Abril não morre, porque o Futuro, porque a Juventude precisa de Abril, mesmo que tenha que aprender a soletrar valores esquecidos, realidades deturpadas, enquanto os tentam convencer num país cada vez mais pobre que cada um pode enriquecer, quando é sabido que são precisos pobres explorados para fazer um rico!

Não meninos! Não vão enriquecer! Como vossos pais não enriqueceram! A vossa única riqueza é a clarividência do pensar, é a vossa inteligência para apreender as lições da história para que nao se repitam nunca. E o vosso firme e magnífico não, perante o papel que vos tentam fazer representar! E o caminho do Pensar a construir!

VAMOS A ERGUER A VOZ

Vamos reaprender ABRIL? A única época em que a nossa vida se encontrava nas nossas mãos e nos nossos cérebros de Seres pensantes!

Abril não morre!!!

Abril vai RENASCER!

em FRENTE GENTES

ADIANTE COMPANHEIROS!

Marília Gonçalves

andrade da silva disse...

MARILIA

Compreendo a força das suas palavras e os eus sentimentos de que partilho e luto desde sempre por Abril, nunca, nunca o traí.

Sei que muitos lutarão e estão a lutar por Abril que resiste às punhaladas mil que desde o 25 de Novembro de 1975 lhe têm cravado, o que logo foi feito nesse dia com a ignominiosa traição, concebida e planeada pelos américas, os alemães e o fascista do Franco e executada por muitos que andam por aí de cravo ao peito calados que nem ratos e pondo bombas de silêncio, onde, se fala e luta por Abril.

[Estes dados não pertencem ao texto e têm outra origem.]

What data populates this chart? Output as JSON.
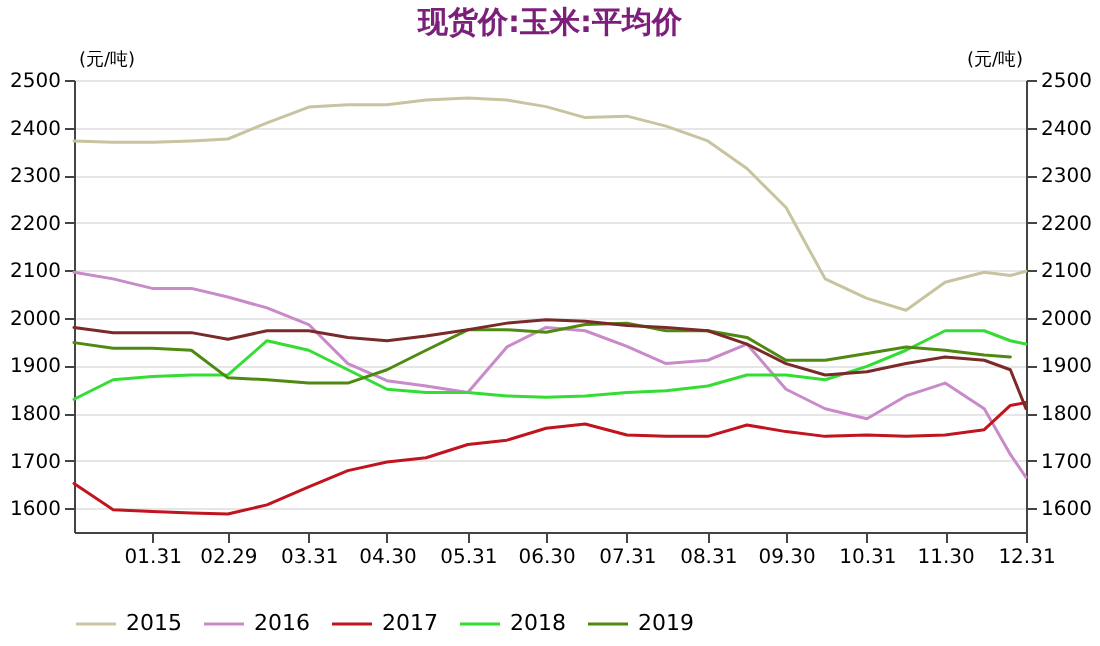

Todavia apesar da corrupção, das medidas graves contra as pessoas e a vergonhosa protecção dos ricos, dizem as sondagens que os cidadãos eleitores querem confiar um novo mandato ao actual 1º Ministro para legitimado pelo voto continuar esta politica de defesa dos interesses do grande capital. È neste sentido que Abril morre assassinado por sucessivos actos eleitorais que não tiram o país do jugo da direita e do neo-liberalismo. Não é por acaso que o sr.Isaltino de morais diz que o Sr. eng Sócrates tem um perfil ideal para líder do PSD.

Mas sobre esta estratégia do PS para a conquista da maioria vou colocar um post.
obrigado
abraço
asilva

Jerónimo Sardinha disse...

Cara Marília,

De Abril, vai restando uma saudade, acompanhada de dor e pouco mais, em muitos dos que o quiseram puro e diferente.

Se é certo que os que se alcandoraram a dirigentes, ou ditos, são responsáveis por todos os desvios e oportunismos, não será menos verdade a culpa, inteira, deste povo abastardado.

Até estamos numa época, boa por excelência, para avaliar essa torpeza.

Da pobre Lisboa que viu nascer Abril, pouco resta. E esse pouco, vai sendo cada vez mais descaracterizado, vendido a interesses pessoais e oportunismos capitalistas.
Basta-nos como "pequeno" exemplo a agora propalada muralha de contentores de Alcântara. Basta ver quem está envolvido, o que fez no passado, quem era no "tal dia" e o que é hoje.

Mas lutar por ABRIL é uma obrigação e um dever de todos os que acreditam na LIBERDADE e na CIDADANIA.

Abraço fraterno e obrigado pelos seus emotivos recortes.